Sunday, October 23, 2022

Akademie Der Bildenden Kunste

Our second Jugernstil (Art Nouveau) walk led us past the Secession museum and into the Naschmarkt before getting us to the Linke Wienzeile...but we knew that the Academy of Fine Arts was just a block or two away and that it contained the Bosch Last Judgement triptych. Indeed, we'd seen the Judgement in 2010 (no fotos!), and seen Cranach's copy of it last month in Berlin. Any Bosch will do for us, but the triptychs, with all their myriad, lurid details are best. Putting our Jugendstil interest on pause, we made our way to the Akademie, which has, as one might expect, a fine collection of European painting in addition to all its other collections. It is a fine arts institution of higher education with a short but illustrious history. Before getting to the Bosch, I'll post a few pix from the Akademie's painting collection, which were on display as part of a special exhibition of student work juxtaposed against the masters. (The student work has not stood the test of time...).

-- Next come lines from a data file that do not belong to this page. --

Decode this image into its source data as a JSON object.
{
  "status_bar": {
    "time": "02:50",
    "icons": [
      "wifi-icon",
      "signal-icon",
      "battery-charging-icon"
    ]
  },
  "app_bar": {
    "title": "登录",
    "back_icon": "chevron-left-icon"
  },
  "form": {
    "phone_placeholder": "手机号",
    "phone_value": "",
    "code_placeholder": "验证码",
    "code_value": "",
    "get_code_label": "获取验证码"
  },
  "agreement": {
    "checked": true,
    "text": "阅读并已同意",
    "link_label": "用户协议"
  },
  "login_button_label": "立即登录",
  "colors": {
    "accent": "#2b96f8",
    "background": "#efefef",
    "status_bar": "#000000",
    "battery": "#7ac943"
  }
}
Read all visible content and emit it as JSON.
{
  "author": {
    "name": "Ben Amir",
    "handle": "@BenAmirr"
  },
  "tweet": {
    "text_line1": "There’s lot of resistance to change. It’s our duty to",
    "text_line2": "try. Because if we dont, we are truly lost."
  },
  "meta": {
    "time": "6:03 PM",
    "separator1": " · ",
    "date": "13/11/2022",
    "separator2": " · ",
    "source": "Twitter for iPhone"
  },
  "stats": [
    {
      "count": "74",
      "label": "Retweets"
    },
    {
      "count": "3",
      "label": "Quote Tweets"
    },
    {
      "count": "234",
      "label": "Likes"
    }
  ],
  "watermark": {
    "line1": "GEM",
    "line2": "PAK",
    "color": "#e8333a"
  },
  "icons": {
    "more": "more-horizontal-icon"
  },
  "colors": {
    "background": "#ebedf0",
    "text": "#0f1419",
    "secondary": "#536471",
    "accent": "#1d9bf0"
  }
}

The Akademie, beautiful neo-classical building


Lecture hall: pretty formidable!

Ceilings throughout done in Pompeii style

Never miss a Claude Lorraine: Forest Lane with Herd and Herdsmen,
1633

Van Ruisdael, Forest Glade, 1646

One of several nice Rembrandt inks, Landscape with Haybarn and
a Flock of Sheep
, 1652

Rembrandt, Portrait of Someone Other Than Himself,
1632

Cranach, Lucretia, 1532

Rubens, Venus Freezing, 1614; OK, if she's freezing, why doesn't
she put on some clothes? Compare Venus Frigida, here

The Biggie, Bosch's Last Judgement, c. 1482; details at 10...

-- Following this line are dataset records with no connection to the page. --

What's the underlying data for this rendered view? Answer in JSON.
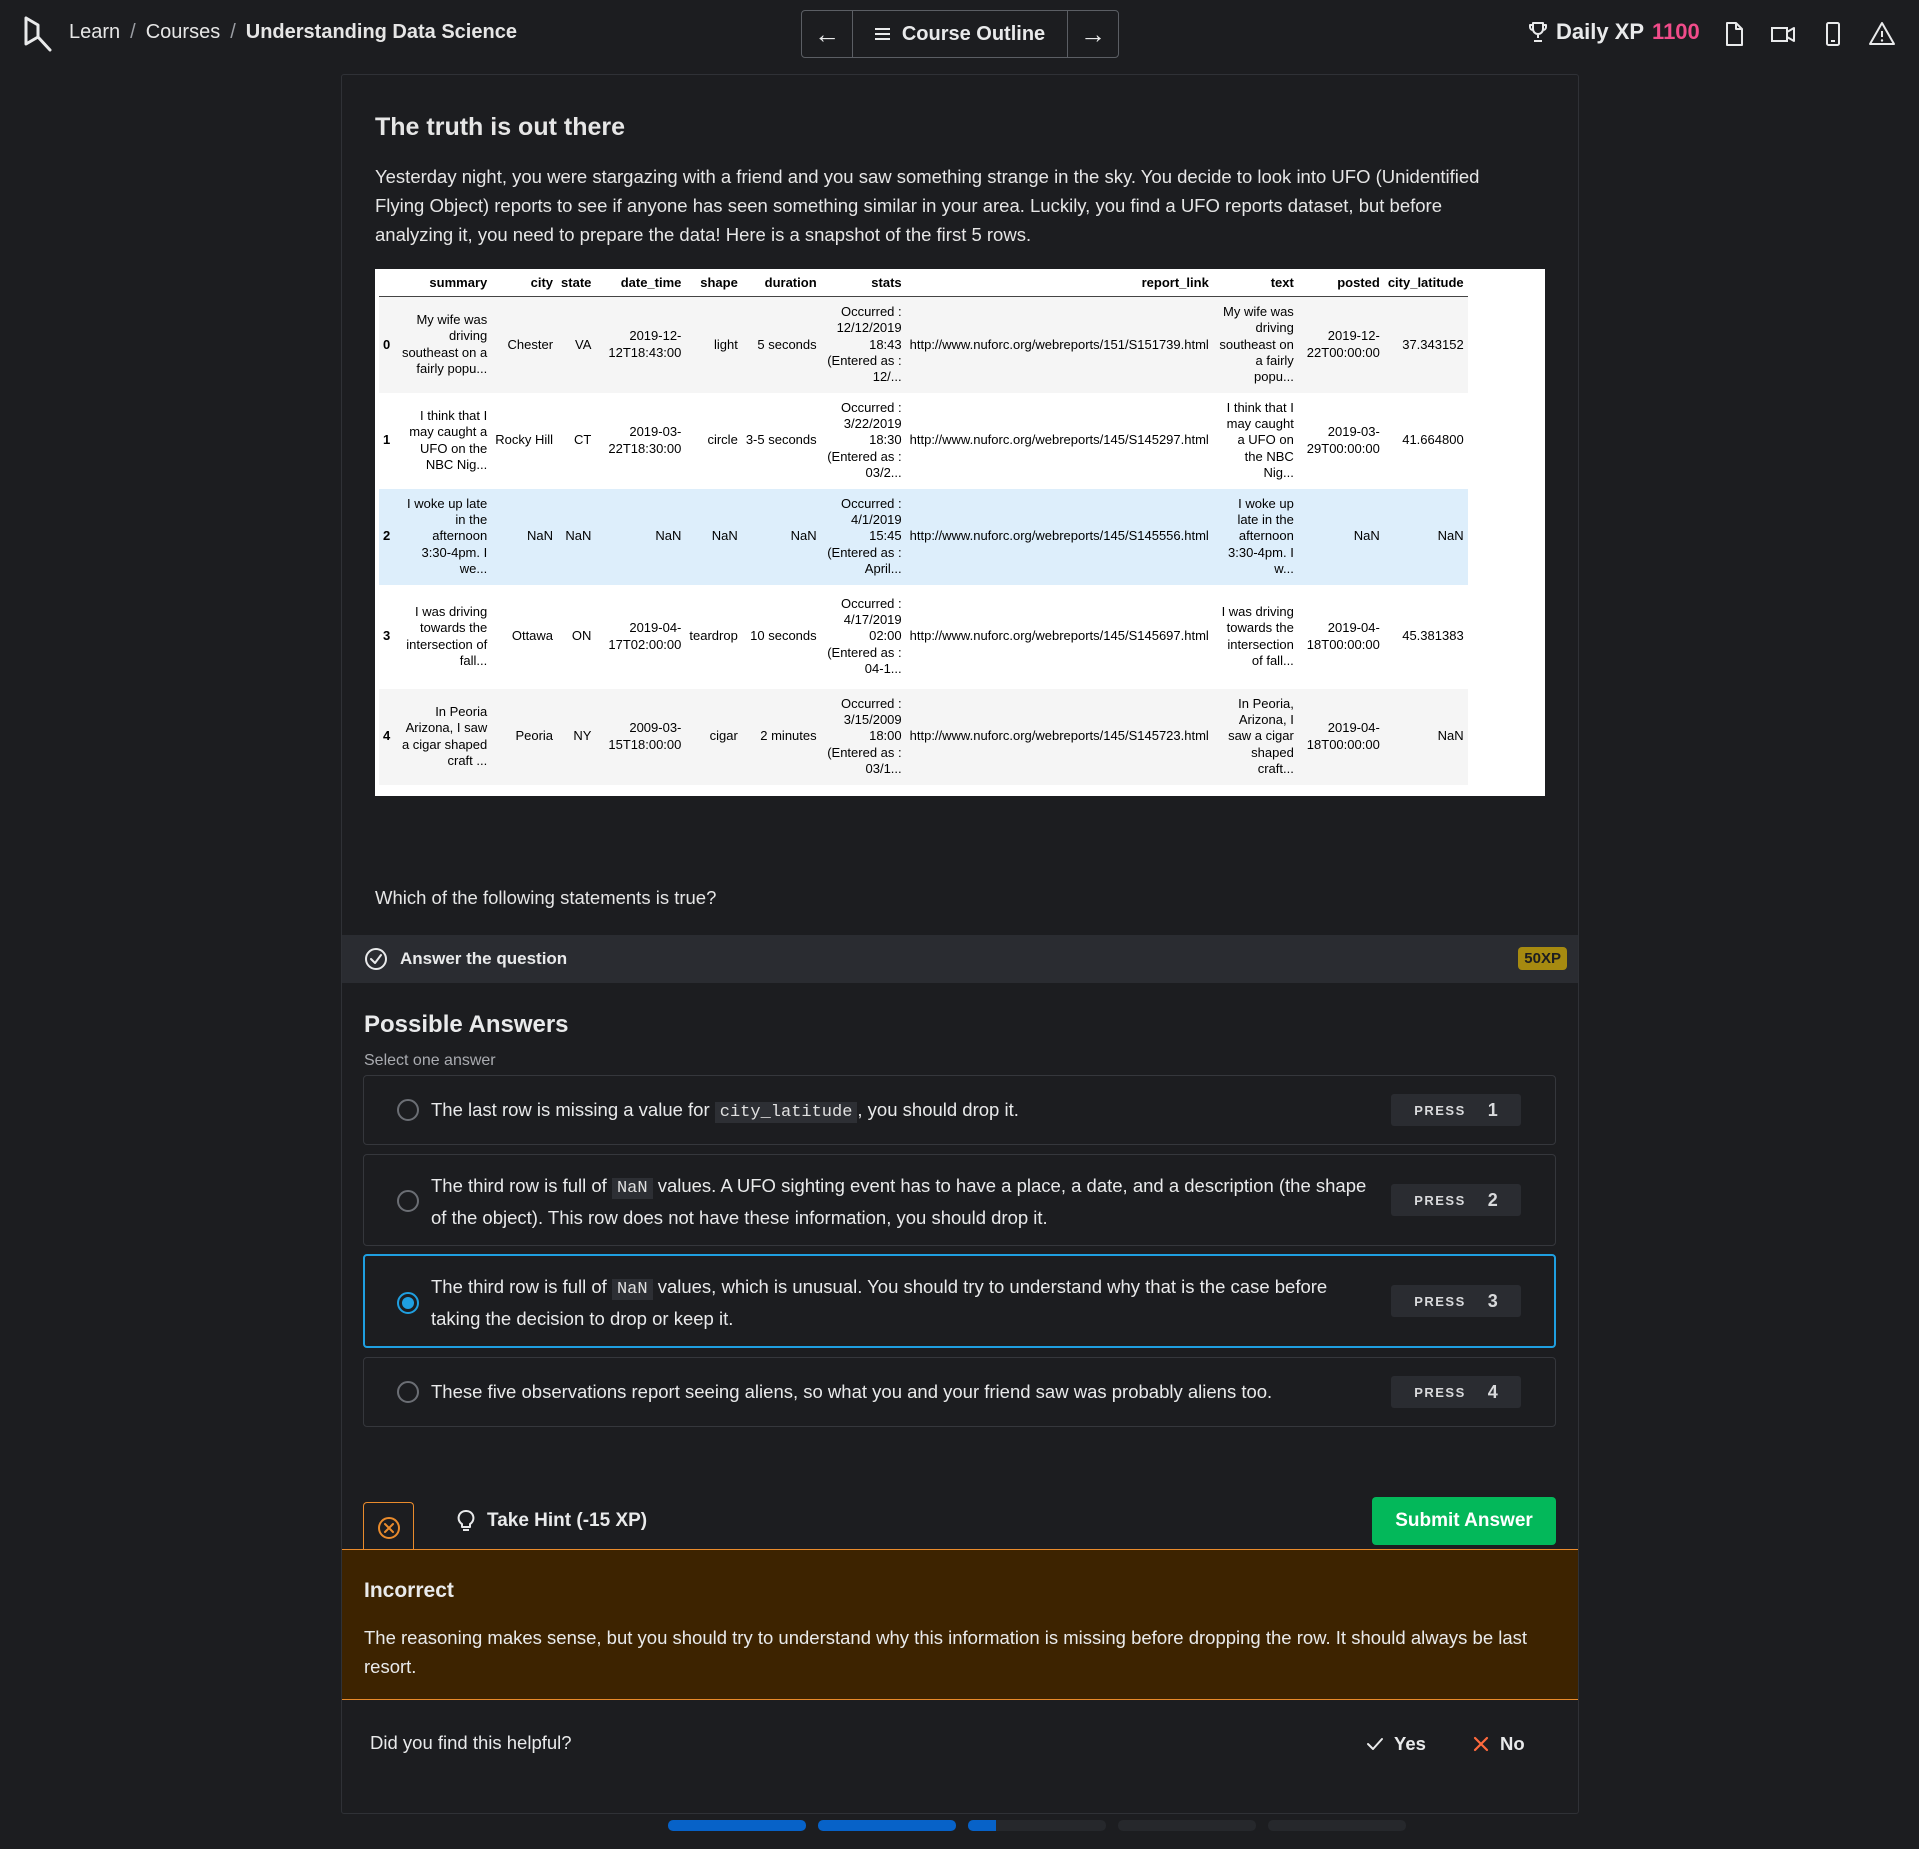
{
  "breadcrumb": {
    "learn": "Learn",
    "sep": "/",
    "courses": "Courses",
    "course": "Understanding Data Science"
  },
  "nav": {
    "outline_label": "Course Outline",
    "prev": "←",
    "next": "→"
  },
  "xp": {
    "label": "Daily XP",
    "value": "1100"
  },
  "exercise": {
    "title": "The truth is out there",
    "intro": "Yesterday night, you were stargazing with a friend and you saw something strange in the sky. You decide to look into UFO (Unidentified Flying Object) reports to see if anyone has seen something similar in your area. Luckily, you find a UFO reports dataset, but before analyzing it, you need to prepare the data! Here is a snapshot of the first 5 rows.",
    "question": "Which of the following statements is true?"
  },
  "table": {
    "columns": [
      "summary",
      "city",
      "state",
      "date_time",
      "shape",
      "duration",
      "stats",
      "report_link",
      "text",
      "posted",
      "city_latitude"
    ],
    "rows": [
      {
        "idx": "0",
        "summary": "My wife was driving southeast on a fairly popu...",
        "city": "Chester",
        "state": "VA",
        "date_time": "2019-12-12T18:43:00",
        "shape": "light",
        "duration": "5 seconds",
        "stats": "Occurred : 12/12/2019 18:43 (Entered as : 12/...",
        "report_link": "http://www.nuforc.org/webreports/151/S151739.html",
        "text": "My wife was driving southeast on a fairly popu...",
        "posted": "2019-12-22T00:00:00",
        "city_latitude": "37.343152"
      },
      {
        "idx": "1",
        "summary": "I think that I may caught a UFO on the NBC Nig...",
        "city": "Rocky Hill",
        "state": "CT",
        "date_time": "2019-03-22T18:30:00",
        "shape": "circle",
        "duration": "3-5 seconds",
        "stats": "Occurred : 3/22/2019 18:30 (Entered as : 03/2...",
        "report_link": "http://www.nuforc.org/webreports/145/S145297.html",
        "text": "I think that I may caught a UFO on the NBC Nig...",
        "posted": "2019-03-29T00:00:00",
        "city_latitude": "41.664800"
      },
      {
        "idx": "2",
        "summary": "I woke up late in the afternoon 3:30-4pm. I we...",
        "city": "NaN",
        "state": "NaN",
        "date_time": "NaN",
        "shape": "NaN",
        "duration": "NaN",
        "stats": "Occurred : 4/1/2019 15:45 (Entered as : April...",
        "report_link": "http://www.nuforc.org/webreports/145/S145556.html",
        "text": "I woke up late in the afternoon 3:30-4pm. I w...",
        "posted": "NaN",
        "city_latitude": "NaN"
      },
      {
        "idx": "3",
        "summary": "I was driving towards the intersection of fall...",
        "city": "Ottawa",
        "state": "ON",
        "date_time": "2019-04-17T02:00:00",
        "shape": "teardrop",
        "duration": "10 seconds",
        "stats": "Occurred : 4/17/2019 02:00 (Entered as : 04-1...",
        "report_link": "http://www.nuforc.org/webreports/145/S145697.html",
        "text": "I was driving towards the intersection of fall...",
        "posted": "2019-04-18T00:00:00",
        "city_latitude": "45.381383"
      },
      {
        "idx": "4",
        "summary": "In Peoria Arizona, I saw a cigar shaped craft ...",
        "city": "Peoria",
        "state": "NY",
        "date_time": "2009-03-15T18:00:00",
        "shape": "cigar",
        "duration": "2 minutes",
        "stats": "Occurred : 3/15/2009 18:00 (Entered as : 03/1...",
        "report_link": "http://www.nuforc.org/webreports/145/S145723.html",
        "text": "In Peoria, Arizona, I saw a cigar shaped craft...",
        "posted": "2019-04-18T00:00:00",
        "city_latitude": "NaN"
      }
    ]
  },
  "answer_bar": {
    "label": "Answer the question",
    "xp": "50XP"
  },
  "answers": {
    "heading": "Possible Answers",
    "sub": "Select one answer",
    "press_label": "PRESS",
    "options": [
      {
        "before": "The last row is missing a value for ",
        "code": "city_latitude",
        "after": ", you should drop it.",
        "key": "1",
        "selected": false
      },
      {
        "before": "The third row is full of ",
        "code": "NaN",
        "after": " values. A UFO sighting event has to have a place, a date, and a description (the shape of the object). This row does not have these information, you should drop it.",
        "key": "2",
        "selected": false
      },
      {
        "before": "The third row is full of ",
        "code": "NaN",
        "after": " values, which is unusual. You should try to understand why that is the case before taking the decision to drop or keep it.",
        "key": "3",
        "selected": true
      },
      {
        "before": "These five observations report seeing aliens, so what you and your friend saw was probably aliens too.",
        "code": "",
        "after": "",
        "key": "4",
        "selected": false
      }
    ]
  },
  "actions": {
    "hint": "Take Hint (-15 XP)",
    "submit": "Submit Answer"
  },
  "feedback": {
    "title": "Incorrect",
    "text": "The reasoning makes sense, but you should try to understand why this information is missing before dropping the row. It should always be last resort.",
    "helpful": "Did you find this helpful?",
    "yes": "Yes",
    "no": "No"
  },
  "progress": [
    1,
    1,
    0.2,
    0,
    0
  ],
  "colors": {
    "accent": "#1f9fe0",
    "xp_value": "#f04c8a",
    "submit": "#03b85a",
    "warning": "#e98b2c",
    "feedback_bg": "#3d2300",
    "progress": "#0762c8",
    "badge": "#a68a10"
  },
  "icons": {
    "logo": "datacamp-logo",
    "trophy": "trophy-icon",
    "slides": "document-icon",
    "video": "video-icon",
    "mobile": "mobile-icon",
    "report": "warning-icon"
  }
}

Nice Botticelli tondo; oops, didn't get the title nor date

Detail

Joos van Cleve, Holy Family, c. 1520; I guess
Joseph is wearing glasses so as to look old and
decrepit and ...

Durer engraving, The Holy Family with Dragonfly,
1495; I maintain, of course, that Durer would have
been far more highly esteemed as a painter had he not
spent so much time fiddling around with that printing
press scheme...

Hans Baldung Grien, Holy Family in the Meadow,
1512; rather a different depiction of Mary than
we're accustomed to seeing...

Another Durer, Virgin and Child Seated by a
Tree,
1513


Cranach workshop, Mother and Child with Grapes, 1540

In the park, Goethe  overseeing it all





































































































































































Added bonus: pretty Mother and Child, right? It's a 1913 oil painting
by one Adolf Schicklgruber (aka Hitler), whom the Academy rejected as
a drawing student in both 1907 and 1908; Eric-Emmanuel Schmitt's 2001
novel The Alternative Hypothesis explores what might have happened
had the selection committee admitted him and he stayed in the art world
rather than becoming a politician...something to think about if you're on
an admissions or hiring committee...and also consider this...


Saturday, October 22, 2022

Jugendstil Walk 2

The second Jugendstil walk day was pretty much like the first: another 300 pix, some of Vienna's great public parks and monuments, some of the Naschmarkt, some from the Academy of Fine Arts, and even a few of the Jugendstil buildings we set forth to see. As with the previous walk's pix, I'll just post the Jugendstil items here, leaving the rest for separate posts. After nine days here, the "out-takes" folder is already bursting.

We decided this was a Jugendstil bridge over the Vienna River

The Vienna River--somewhat like the LA River, only far more
picturesque

The walk included several Otto Wagner subway station entrances;
think of Wagner as the Hector Guimard of Vienna

Another



Interior

Not sure what this was...possibly not Jugendstil

All this only a few hundred meters from the city center

Klimt's Beethoven frieze left us cold, so we avoided...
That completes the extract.